Rendez-vous compte, Mesdames et Messieurs les députés: cette dame a dû racheter ses diplômes et ses affaires personnelles au marché aux puces ! Aujourd'hui encore, on continue de vendre le patrimoine de cette personne sans qu'elle puisse faire valoir ses droits. Elle doit, année après année, faire des recours pour rentrer dans son droit.

Je pose donc la question suivante au Conseil d'Etat. Tout d'abord, ne considérez-vous pas, après avoir promené cette personne pendant vingt-six ans, après lui avoir confisqué l'ensemble de ses biens, qu'il serait logique de rétablir aujourd'hui la situation et de lui offrir un papier lui permettant de vivre décemment, de pouvoir enterrer sa mère comme elle aurait le droit de le faire, et enfin de retrouver une partie du patrimoine qui lui a été volé, car on connaît les personnes qui ont pris ses affaires et on sait de quelle manière elles ont été vendues. Toute la liste de ses affaires est d'ailleurs à disposition du Conseil d'Etat.
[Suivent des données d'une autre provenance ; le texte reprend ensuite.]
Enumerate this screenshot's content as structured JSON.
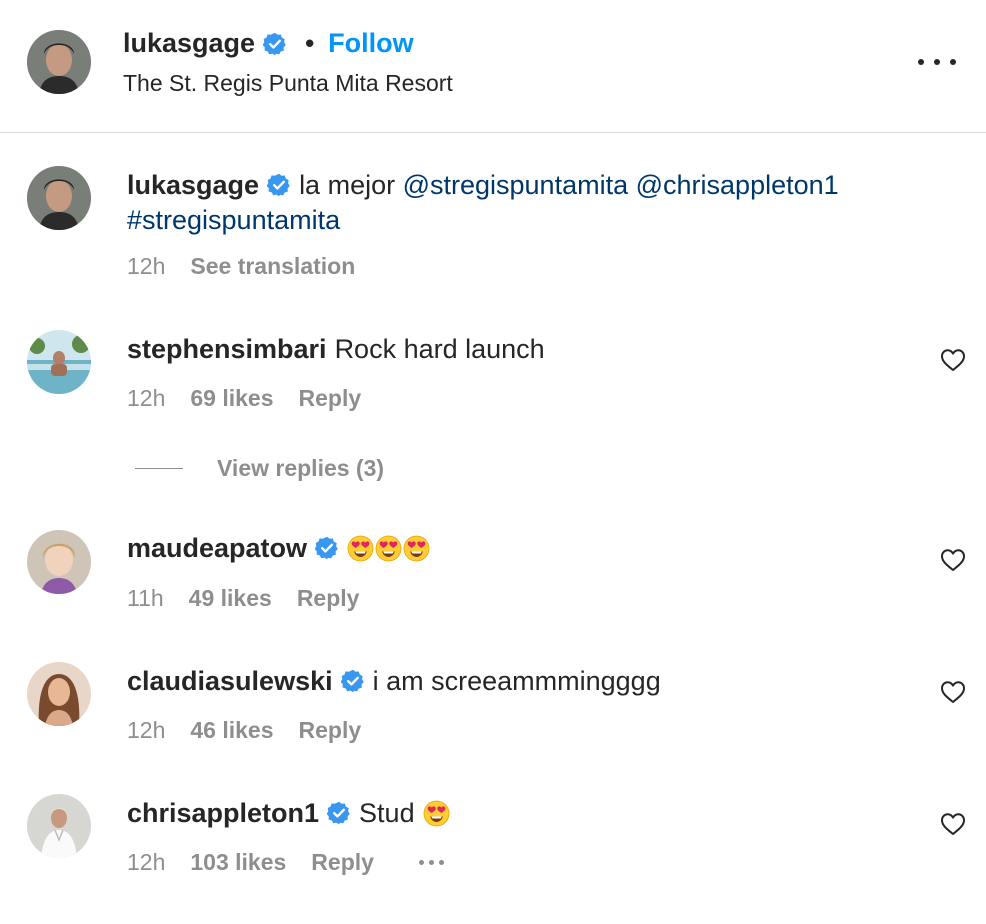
{
  "header": {
    "username": "lukasgage",
    "separator": "•",
    "follow_label": "Follow",
    "location": "The St. Regis Punta Mita Resort"
  },
  "caption": {
    "username": "lukasgage",
    "text_prefix": "la mejor ",
    "mention1": "@stregispuntamita",
    "mention2": "@chrisappleton1",
    "hashtag": "#stregispuntamita",
    "time": "12h",
    "see_translation": "See translation"
  },
  "comments": [
    {
      "username": "stephensimbari",
      "text": "Rock hard launch",
      "time": "12h",
      "likes": "69 likes",
      "reply": "Reply",
      "view_replies": "View replies (3)"
    },
    {
      "username": "maudeapatow",
      "text": "",
      "emojis": "heart-eyes x3",
      "time": "11h",
      "likes": "49 likes",
      "reply": "Reply"
    },
    {
      "username": "claudiasulewski",
      "text": "i am screeammmingggg",
      "time": "12h",
      "likes": "46 likes",
      "reply": "Reply"
    },
    {
      "username": "chrisappleton1",
      "text": "Stud",
      "emojis": "heart-eyes",
      "time": "12h",
      "likes": "103 likes",
      "reply": "Reply"
    }
  ],
  "icons": {
    "verified": "verified-badge-icon",
    "heart": "heart-outline-icon",
    "more": "more-horizontal-icon",
    "emoji": "heart-eyes-emoji"
  },
  "colors": {
    "text": "#262626",
    "secondary": "#8e8e8e",
    "link": "#00376b",
    "follow": "#0095f6",
    "verified": "#3897f0"
  }
}
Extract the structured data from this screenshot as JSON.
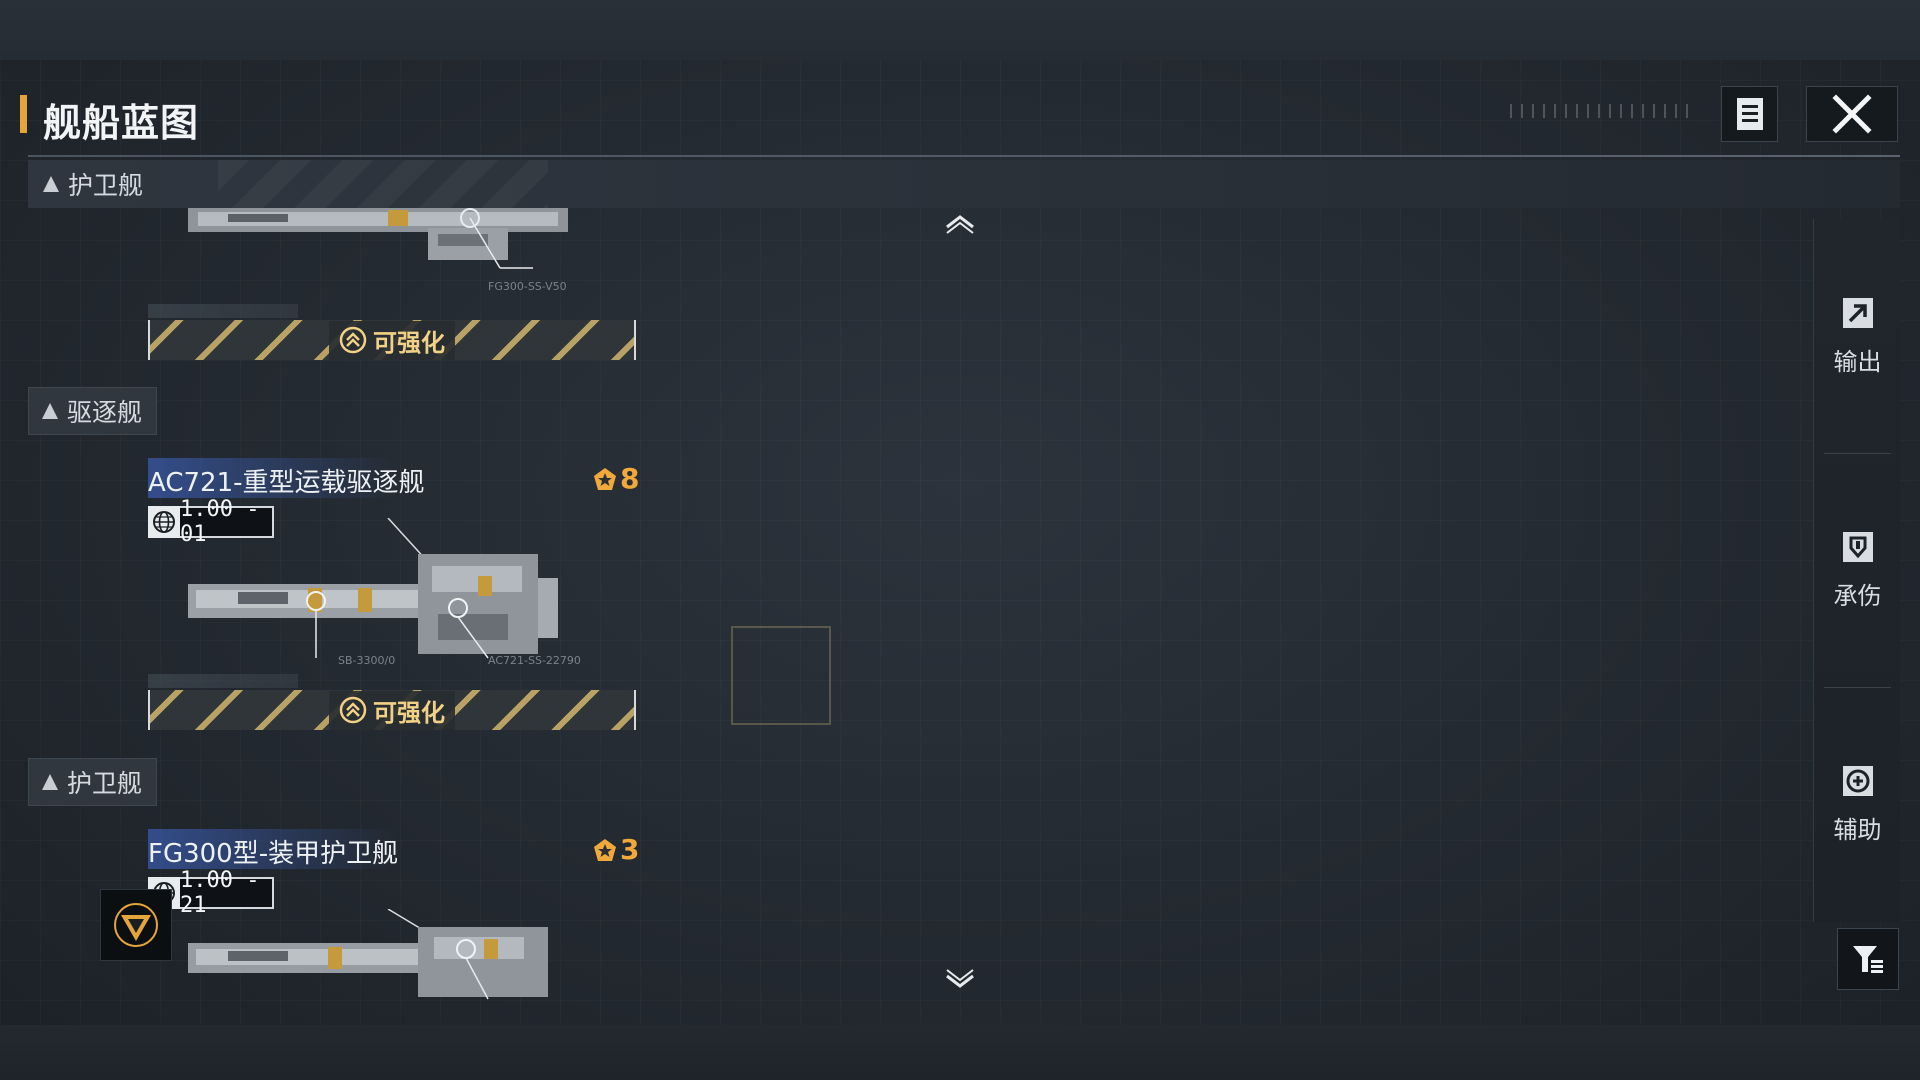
{
  "header": {
    "title": "舰船蓝图",
    "notes_icon": "document-list-icon",
    "close_icon": "close-x-icon"
  },
  "categories": {
    "sticky": "护卫舰",
    "destroyer": "驱逐舰",
    "frigate": "护卫舰"
  },
  "ships": [
    {
      "name": "",
      "level": "",
      "version": "",
      "enhance_label": "可强化",
      "tags": [
        "FG300-SS-V50"
      ]
    },
    {
      "name": "AC721-重型运载驱逐舰",
      "level": "8",
      "version": "1.00 - 01",
      "enhance_label": "可强化",
      "tags": [
        "SB-3300/0",
        "AC721-SS-22790"
      ]
    },
    {
      "name": "FG300型-装甲护卫舰",
      "level": "3",
      "version": "1.00 - 21",
      "enhance_label": "",
      "tags": []
    }
  ],
  "side_panel": {
    "items": [
      {
        "label": "输出",
        "icon": "export-arrow-icon"
      },
      {
        "label": "承伤",
        "icon": "shield-icon"
      },
      {
        "label": "辅助",
        "icon": "support-crosshair-icon"
      }
    ],
    "filter_icon": "filter-sort-icon"
  },
  "colors": {
    "accent_orange": "#e6a53a",
    "level_gold": "#f0a93a",
    "enhance_text": "#f1d185",
    "name_highlight": "#3a5aaa"
  }
}
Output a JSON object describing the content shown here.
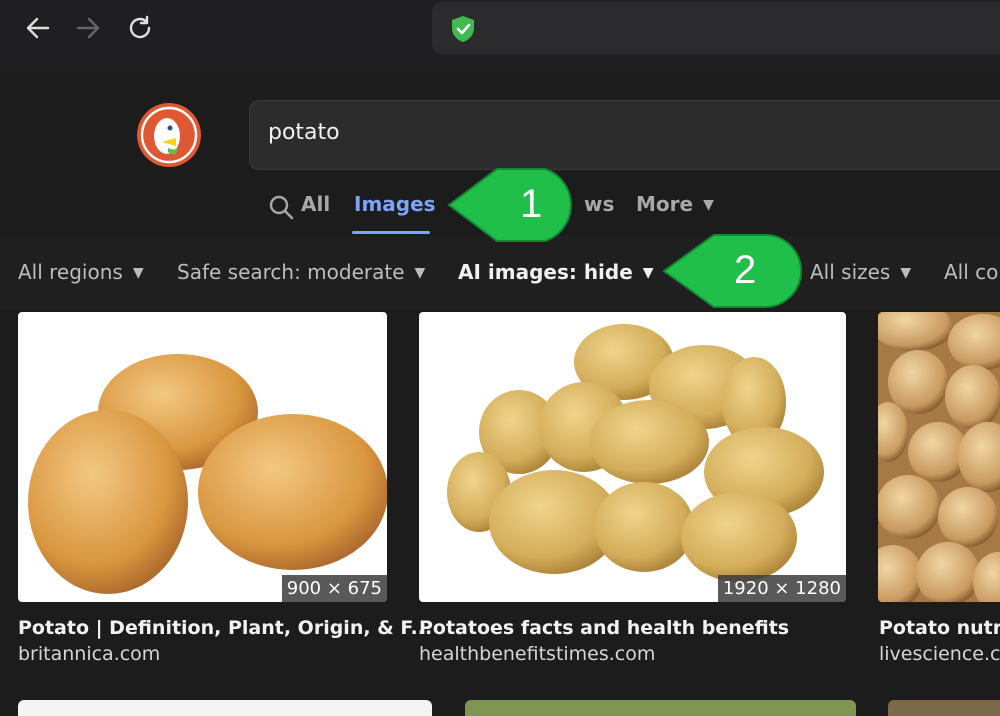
{
  "browser": {
    "back_icon": "arrow-left-icon",
    "forward_icon": "arrow-right-icon",
    "reload_icon": "reload-icon",
    "security_icon": "shield-check-icon"
  },
  "search": {
    "query": "potato",
    "logo_icon": "duckduckgo-logo"
  },
  "tabs": {
    "all": "All",
    "images": "Images",
    "news_partial": "ws",
    "more": "More"
  },
  "filters": {
    "regions": "All regions",
    "safe_search": "Safe search: moderate",
    "ai_images": "AI images: hide",
    "sizes": "All sizes",
    "colors_partial": "All co"
  },
  "results": [
    {
      "title": "Potato | Definition, Plant, Origin, & F...",
      "source": "britannica.com",
      "dimensions": "900 × 675"
    },
    {
      "title": "Potatoes facts and health benefits",
      "source": "healthbenefitstimes.com",
      "dimensions": "1920 × 1280"
    },
    {
      "title": "Potato nutriti",
      "source": "livescience.c"
    }
  ],
  "callouts": {
    "one": "1",
    "two": "2"
  },
  "colors": {
    "accent": "#7ea3ff",
    "callout_green": "#1fbf4a"
  }
}
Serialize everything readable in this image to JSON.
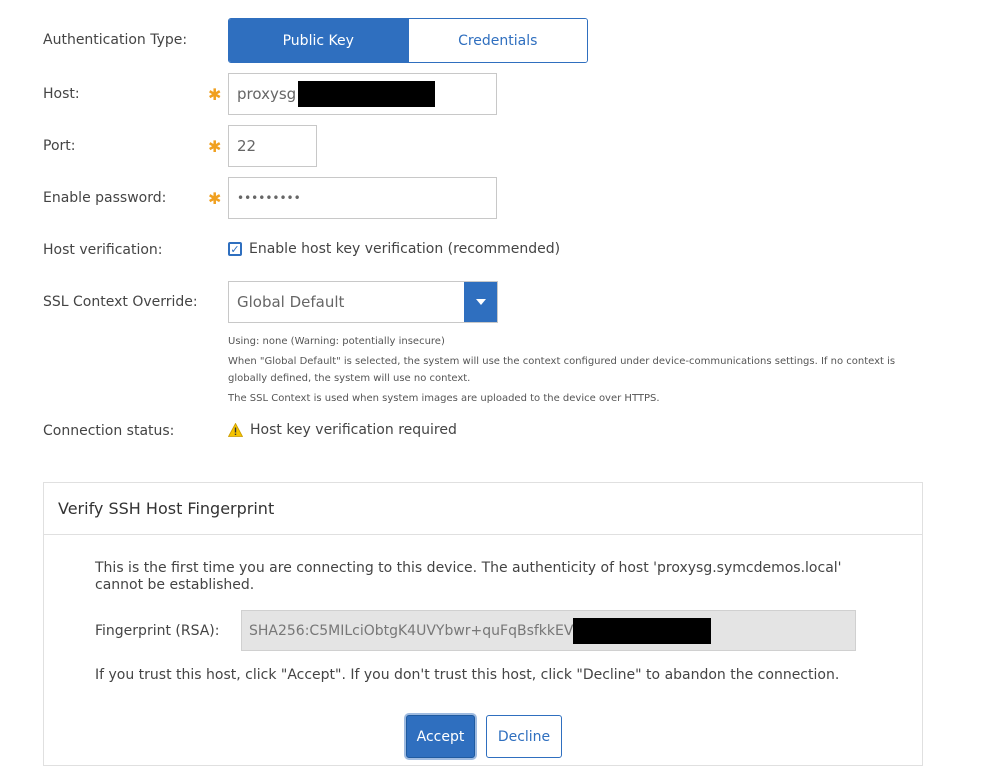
{
  "auth": {
    "label": "Authentication Type:",
    "options": [
      "Public Key",
      "Credentials"
    ],
    "selected": "Public Key"
  },
  "host": {
    "label": "Host:",
    "value": "proxysg"
  },
  "port": {
    "label": "Port:",
    "value": "22"
  },
  "enable_password": {
    "label": "Enable password:",
    "value": "•••••••••"
  },
  "host_verification": {
    "label": "Host verification:",
    "checkbox_label": "Enable host key verification (recommended)",
    "checked": true
  },
  "ssl": {
    "label": "SSL Context Override:",
    "value": "Global Default",
    "help": [
      "Using: none (Warning: potentially insecure)",
      "When \"Global Default\" is selected, the system will use the context configured under device-communications settings. If no context is globally defined, the system will use no context.",
      "The SSL Context is used when system images are uploaded to the device over HTTPS."
    ]
  },
  "connection": {
    "label": "Connection status:",
    "status": "Host key verification required"
  },
  "dialog": {
    "title": "Verify SSH Host Fingerprint",
    "message": "This is the first time you are connecting to this device. The authenticity of host 'proxysg.symcdemos.local' cannot be established.",
    "fingerprint_label": "Fingerprint (RSA):",
    "fingerprint_value": "SHA256:C5MILciObtgK4UVYbwr+quFqBsfkkEV",
    "trust_message": "If you trust this host, click \"Accept\". If you don't trust this host, click \"Decline\" to abandon the connection.",
    "accept_label": "Accept",
    "decline_label": "Decline"
  },
  "colors": {
    "accent": "#2f6fbf",
    "required": "#f0a020",
    "warning": "#f5c400"
  },
  "icons": {
    "required": "asterisk-icon",
    "checkbox": "checkmark-icon",
    "select": "chevron-down-icon",
    "status": "warning-icon"
  }
}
Il y a eu des problèmes de dysfonctionnement, mais il y a aussi le désarroi de personnes touchées de manière ignoble. Je demande donc au Conseil d'Etat de rétablir la justice et d'intervenir, parce que la responsabilité est à son niveau. Il faut permettre à cette dame de vivre normalement dans notre société.

Mme Micheline Calmy-Rey, présidente du Conseil d'Etat. Les faits que vous évoquez, Monsieur le député, sont extrêmement douloureux. Vous permettrez que le Conseil d'Etat vous réponde lors d'une séance ultérieure.

Le président. Ce sera donc, en application du règlement, lors de la prochaine session.